Hollywood is in crisis. We all hear about it. We all see it. We all know it. The industry has undergone a huge transformation over the last years with the birth and growth of streaming services such as Netflix, Hulu, Amazon Video, etc. By making it very easy to access their content from almost any conceivable device and very competitive prices, they are not only changing the way we consume entertainment (Who doesn’t like binge-watching an entire season on Netflix?) but also changing the industry all together by literally taking over it, stepping into territory that had been dominated for decades by the traditional Hollywood studios; fear is afoot.

Crisis, however, is not necessarily bad; With huge amounts of money being invested in content development every year (Netflix invested an estimated amount of 8 billion dollars in development in 2017 alone) these companies have been able to create wildly successful shows that have left audiences asking for more all over the world. Some of these companies have even gone as far as setting up a lot of productions outside the U.S. for other markets such as South America. For instance, Netflix recently announced its intention to produce 10 different original content shows in Argentina for their 2018 lineup among others.

To get a different understanding of the repercussions of such developments we recently spoke to Argentinean Actor Federico Cibils who has lived in the U.S. for many years now but who spent a big part of his life there.

‘What a time to be alive for actors everywhere’, he says. ‘This is a topic of enormous complexity as the changes that we see in the way we consume entertainment and the kind of content that we consume are a mere reflection of much more profound social and cultural changes worldwide’, he explains. It is inevitable in an era of instant and massive communication that we mutate every year to a more homogeneous global culture, conserving a unique set of traditions, but with common values, goals, and ways of life. As times goes by an increasing amount of people identify with the characters and the themes of the shows and thus the global audience grows.

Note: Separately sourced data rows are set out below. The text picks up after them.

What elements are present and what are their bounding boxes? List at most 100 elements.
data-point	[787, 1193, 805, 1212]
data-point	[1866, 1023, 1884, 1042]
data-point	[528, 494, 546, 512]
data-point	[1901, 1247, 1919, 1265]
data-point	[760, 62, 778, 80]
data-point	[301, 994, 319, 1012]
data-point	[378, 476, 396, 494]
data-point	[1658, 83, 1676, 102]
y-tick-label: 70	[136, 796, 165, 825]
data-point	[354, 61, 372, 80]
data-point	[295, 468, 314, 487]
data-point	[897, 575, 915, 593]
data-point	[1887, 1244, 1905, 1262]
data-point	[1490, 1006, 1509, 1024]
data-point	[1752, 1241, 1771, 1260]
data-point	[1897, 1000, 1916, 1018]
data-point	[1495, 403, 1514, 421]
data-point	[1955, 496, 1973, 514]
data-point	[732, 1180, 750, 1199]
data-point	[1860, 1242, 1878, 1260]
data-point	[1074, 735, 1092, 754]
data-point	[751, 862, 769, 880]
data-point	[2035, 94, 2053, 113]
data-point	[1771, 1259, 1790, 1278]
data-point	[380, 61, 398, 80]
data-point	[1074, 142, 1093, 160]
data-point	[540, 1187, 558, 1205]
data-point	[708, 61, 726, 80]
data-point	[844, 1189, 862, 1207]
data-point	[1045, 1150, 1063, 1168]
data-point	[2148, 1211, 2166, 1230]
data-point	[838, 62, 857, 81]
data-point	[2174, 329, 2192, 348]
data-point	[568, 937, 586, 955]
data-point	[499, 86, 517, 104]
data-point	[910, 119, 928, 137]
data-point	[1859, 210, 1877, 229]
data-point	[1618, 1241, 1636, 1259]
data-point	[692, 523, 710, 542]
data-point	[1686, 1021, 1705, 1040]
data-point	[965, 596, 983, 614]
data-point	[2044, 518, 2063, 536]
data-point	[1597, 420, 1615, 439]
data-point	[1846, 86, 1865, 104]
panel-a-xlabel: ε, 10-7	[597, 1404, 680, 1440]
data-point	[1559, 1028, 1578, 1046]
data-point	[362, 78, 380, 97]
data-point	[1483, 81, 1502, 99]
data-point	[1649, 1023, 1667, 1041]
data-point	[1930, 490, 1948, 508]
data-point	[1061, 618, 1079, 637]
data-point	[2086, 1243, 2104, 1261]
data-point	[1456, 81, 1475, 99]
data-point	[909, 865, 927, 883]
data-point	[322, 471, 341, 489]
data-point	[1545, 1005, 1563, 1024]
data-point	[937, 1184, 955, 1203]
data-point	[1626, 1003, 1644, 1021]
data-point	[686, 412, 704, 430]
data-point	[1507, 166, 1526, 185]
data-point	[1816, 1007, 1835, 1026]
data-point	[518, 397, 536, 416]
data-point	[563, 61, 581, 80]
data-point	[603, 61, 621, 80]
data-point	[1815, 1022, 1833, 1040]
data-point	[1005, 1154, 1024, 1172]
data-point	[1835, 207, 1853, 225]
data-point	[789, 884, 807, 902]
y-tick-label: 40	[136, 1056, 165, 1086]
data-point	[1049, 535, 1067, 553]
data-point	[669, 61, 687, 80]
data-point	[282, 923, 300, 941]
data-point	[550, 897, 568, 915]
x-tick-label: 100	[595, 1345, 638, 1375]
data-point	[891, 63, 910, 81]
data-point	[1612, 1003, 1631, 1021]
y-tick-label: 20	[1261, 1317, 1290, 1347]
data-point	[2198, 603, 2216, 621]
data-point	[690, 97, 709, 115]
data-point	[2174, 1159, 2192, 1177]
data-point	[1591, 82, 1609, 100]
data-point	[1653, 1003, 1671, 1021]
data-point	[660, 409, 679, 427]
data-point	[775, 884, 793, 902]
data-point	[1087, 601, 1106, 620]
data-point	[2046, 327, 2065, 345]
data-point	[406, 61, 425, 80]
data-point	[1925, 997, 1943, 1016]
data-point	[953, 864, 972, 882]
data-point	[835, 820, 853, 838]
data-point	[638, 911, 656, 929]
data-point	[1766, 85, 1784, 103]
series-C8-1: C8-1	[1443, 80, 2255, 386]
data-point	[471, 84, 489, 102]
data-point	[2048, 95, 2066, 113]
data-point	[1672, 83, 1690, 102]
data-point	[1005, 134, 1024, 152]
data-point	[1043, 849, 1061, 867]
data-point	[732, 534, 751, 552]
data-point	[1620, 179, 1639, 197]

As I actor I feel this presents an enormous opportunity for everyone in the entertainment industry as the ever-growing number of productions by these streaming services create opportunities all over the United States and abroad as well.

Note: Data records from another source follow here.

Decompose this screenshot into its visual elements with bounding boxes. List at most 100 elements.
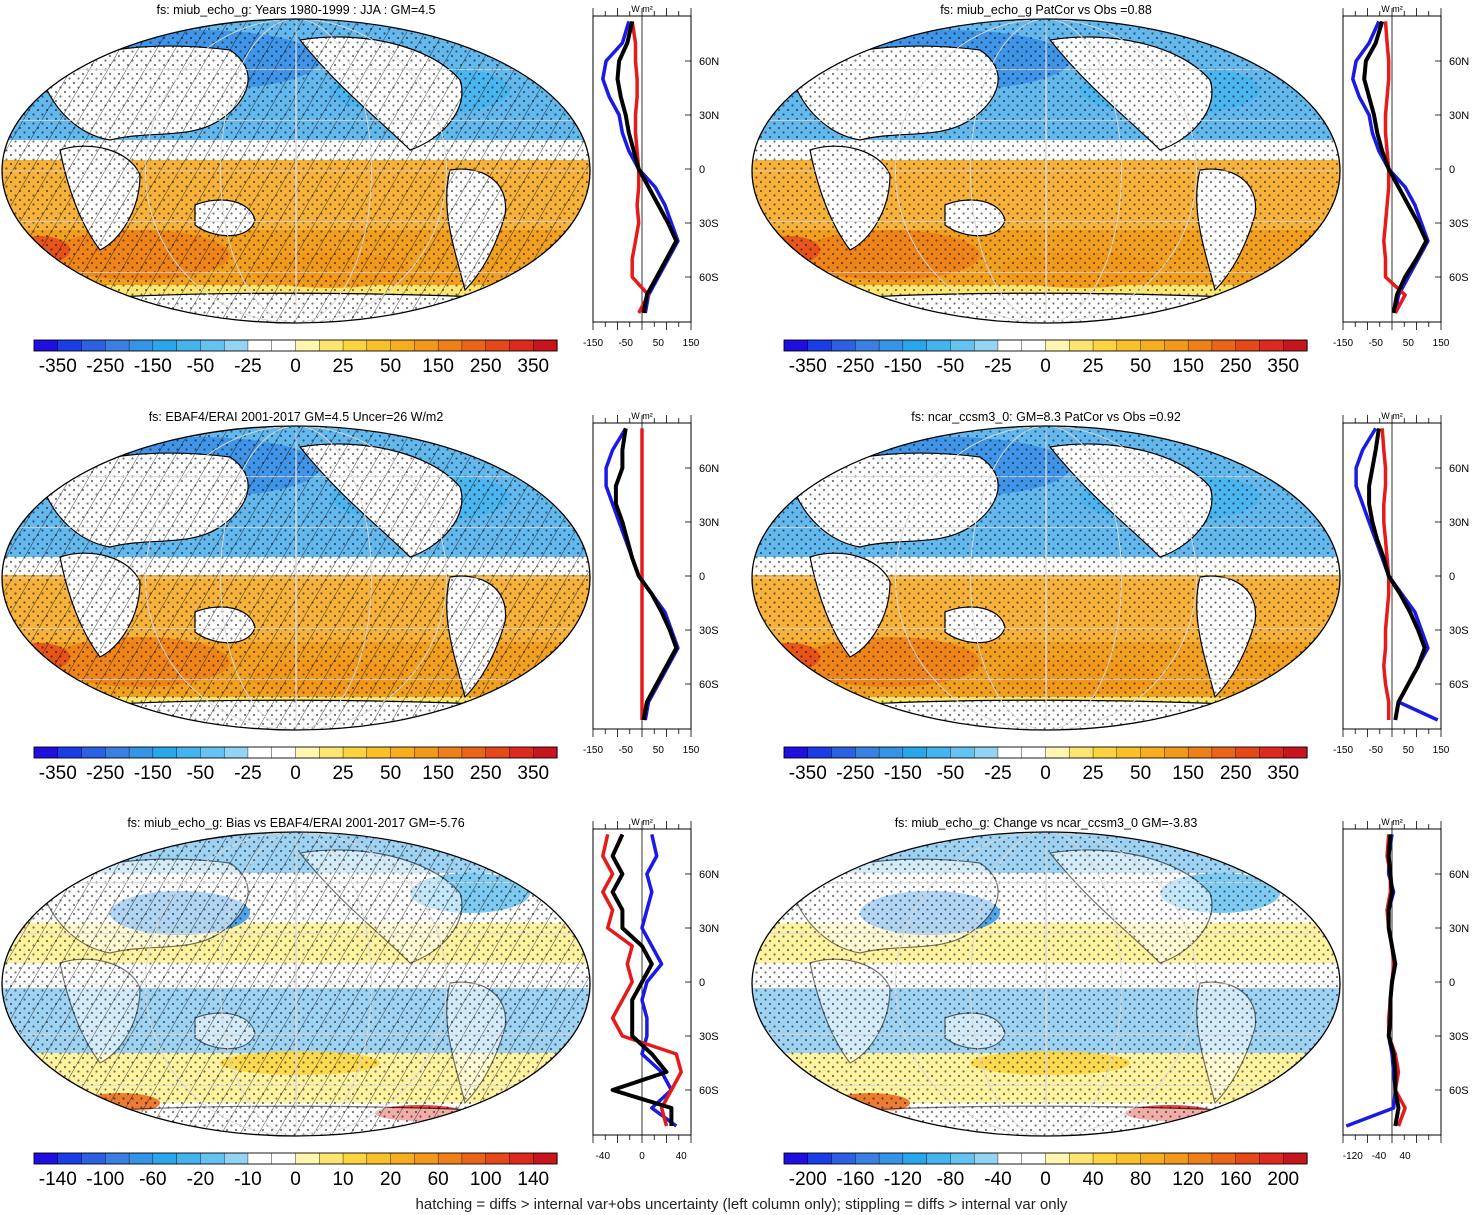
- colorbar-label: 60: [428, 1169, 449, 1190]
- zonal-tick-label: -150: [1333, 338, 1353, 349]
- colorbar-label: -160: [836, 1169, 874, 1190]
- map: [751, 425, 1341, 731]
- panel-6: fs: miub_echo_g: Change vs ncar_ccsm3_0 …: [751, 816, 1469, 1190]
- colorbar-swatch: [1092, 1152, 1118, 1165]
- colorbar-label: -350: [39, 356, 77, 377]
- lat-label: 30S: [1449, 1031, 1469, 1043]
- colorbar-swatch: [152, 339, 178, 352]
- colorbar-swatch: [831, 339, 856, 352]
- colorbar-swatch: [1045, 746, 1070, 759]
- colorbar-swatch: [1092, 339, 1118, 352]
- colorbar: -350 -250 -150 -50 -25 0 25 50 150 250 350: [783, 339, 1308, 377]
- colorbar-label: 0: [290, 763, 301, 784]
- zonal-plot: W m² -150 -50 50 150 60N 30N 0 30S 60S: [583, 411, 719, 756]
- colorbar-label: -40: [984, 1169, 1011, 1190]
- lat-label: 60S: [1449, 1085, 1469, 1097]
- lat-label: 60S: [699, 679, 719, 691]
- colorbar-label: 50: [380, 356, 401, 377]
- colorbar-swatch: [247, 339, 273, 352]
- zonal-tick-label: -50: [618, 338, 633, 349]
- colorbar-swatch: [461, 339, 487, 352]
- colorbar-label: -350: [789, 763, 827, 784]
- lat-label: 30N: [1449, 110, 1469, 122]
- lat-label: 60N: [1449, 463, 1469, 475]
- map: [1, 425, 591, 731]
- map-fill: [2, 832, 590, 1136]
- colorbar-swatch: [81, 339, 106, 352]
- zonal-tick-label: 50: [1403, 745, 1415, 756]
- colorbar-swatch: [390, 746, 415, 759]
- zonal-plot: W m² -150 -50 50 150 60N 30N 0 30S 60S: [583, 4, 719, 349]
- colorbar-label: 20: [380, 1169, 401, 1190]
- colorbar-swatch: [105, 1152, 130, 1165]
- map-fill: [752, 832, 1340, 1136]
- colorbar-swatch: [878, 339, 904, 352]
- colorbar-swatch: [783, 1152, 809, 1165]
- colorbar-label: -120: [884, 1169, 922, 1190]
- colorbar-swatch: [437, 746, 463, 759]
- colorbar-swatch: [1140, 1152, 1165, 1165]
- map-border: [751, 18, 1341, 324]
- colorbar-label: -80: [937, 1169, 964, 1190]
- meridian-line: [145, 426, 447, 730]
- colorbar-swatch: [342, 339, 368, 352]
- meridian-line: [145, 832, 447, 1136]
- colorbar-swatch: [200, 339, 225, 352]
- map-border: [1, 18, 591, 324]
- colorbar-swatch: [807, 1152, 833, 1165]
- colorbar-label: -250: [86, 763, 124, 784]
- colorbar-swatch: [152, 1152, 178, 1165]
- colorbar-swatch: [437, 1152, 463, 1165]
- colorbar-swatch: [319, 1152, 344, 1165]
- colorbar-swatch: [461, 1152, 487, 1165]
- lat-label: 60N: [1449, 56, 1469, 68]
- colorbar-swatch: [1021, 339, 1047, 352]
- lat-label: 30S: [1449, 625, 1469, 637]
- colorbar-swatch: [902, 1152, 928, 1165]
- colorbar: -140 -100 -60 -20 -10 0 10 20 60 100 140: [33, 1152, 558, 1190]
- colorbar-swatch: [81, 746, 106, 759]
- lat-label: 0: [699, 164, 705, 176]
- colorbar-label: -250: [836, 763, 874, 784]
- lat-label: 0: [699, 977, 705, 989]
- colorbar-label: 150: [422, 763, 454, 784]
- colorbar-swatch: [366, 1152, 392, 1165]
- colorbar-label: 0: [1040, 763, 1051, 784]
- map-fill: [2, 19, 590, 323]
- colorbar-frame: [783, 339, 1308, 352]
- panel-title: fs: miub_echo_g: Bias vs EBAF4/ERAI 2001…: [127, 816, 464, 830]
- colorbar-swatch: [1116, 339, 1142, 352]
- colorbar-swatch: [533, 339, 558, 352]
- zonal-tick-label: -40: [596, 1151, 611, 1162]
- map-fill: [752, 19, 1340, 323]
- map-border: [1, 831, 591, 1137]
- colorbar-swatch: [485, 1152, 511, 1165]
- zonal-tick-label: 50: [653, 338, 665, 349]
- colorbar-swatch: [176, 1152, 202, 1165]
- colorbar-swatch: [807, 746, 833, 759]
- zonal-tick-label: 50: [1403, 338, 1415, 349]
- colorbar-swatch: [926, 1152, 952, 1165]
- colorbar-label: 10: [332, 1169, 353, 1190]
- map-fill: [752, 426, 1340, 730]
- panel-5: fs: miub_echo_g: Bias vs EBAF4/ERAI 2001…: [1, 816, 719, 1190]
- lat-label: 60N: [699, 56, 719, 68]
- lat-label: 30N: [1449, 923, 1469, 935]
- panel-3: fs: EBAF4/ERAI 2001-2017 GM=4.5 Uncer=26…: [1, 410, 719, 784]
- colorbar-label: 0: [1040, 1169, 1051, 1190]
- colorbar-swatch: [271, 746, 297, 759]
- colorbar-swatch: [485, 746, 511, 759]
- zonal-series-black: [1367, 428, 1427, 721]
- colorbar-swatch: [342, 746, 368, 759]
- zonal-tick-label: 40: [1400, 1151, 1412, 1162]
- colorbar-label: 150: [422, 356, 454, 377]
- colorbar-swatch: [902, 746, 928, 759]
- colorbar-swatch: [1211, 746, 1237, 759]
- colorbar-swatch: [1140, 746, 1165, 759]
- colorbar-swatch: [414, 746, 439, 759]
- colorbar-swatch: [1259, 339, 1284, 352]
- colorbar-swatch: [437, 339, 463, 352]
- colorbar-label: -100: [86, 1169, 124, 1190]
- colorbar-swatch: [1092, 746, 1118, 759]
- footnote: hatching = diffs > internal var+obs unce…: [415, 1196, 1068, 1213]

For U.S. based actors, the rules of the game are changing a lot as new hubs of production develop quickly outside of California but also because of the decision of these companies to incorporate more “new and unknown” talent than ever before. Today your career can take a drastic change for the better if you land a part in a production of these new powerhouses for your potential audience is the entire world. Actors outside of the United States stand to benefit as well as big productions are being set up in countries all over the world. I’m not saying these countries such as my own don’t have a rich cinematographic history; they do. But the quality and amount of productions are bound to rise as these productions have more resources, better access to new technologies and a much bigger audience.

And here is exactly where I think the big opportunity for Hollywood is. More so than any other place in the world, Hollywood possesses cutting edge technical knowledge and creative vision. It probably has the highest concentration of directors, writers, producers and other industry related professionals in the world. The Mecca of filmmaking. In this capacity, Hollywood could take its rightful place as mentor and model for the rest of the world exporting all of these services and knowledge that it has if it can refrain from fighting to keep the productions here. It could even manage to move part of those productions to its territory if, Hollywood as a whole, took a more active interest in developing these new markets and had a more open and friendly approach to outsiders since it already has some of the best infrastructures for it.

Recently Federico completed the film “Time Speech” in the role of Adam alongside co-star and Emmy winner Nick Moss; This upcoming film was local development by Brazil-based production company Cinemakers. This is just one of a few examples of what I’m talking about; there is plenty of interest of producing content for other markets here in California in the realms of Hollywood, but there are many others that just have not been able to make it happen over bureaucratic reasons or costs

Hollywood is still “The” place to be for filmmaking, but it doesn’t adapt, the question is for how long?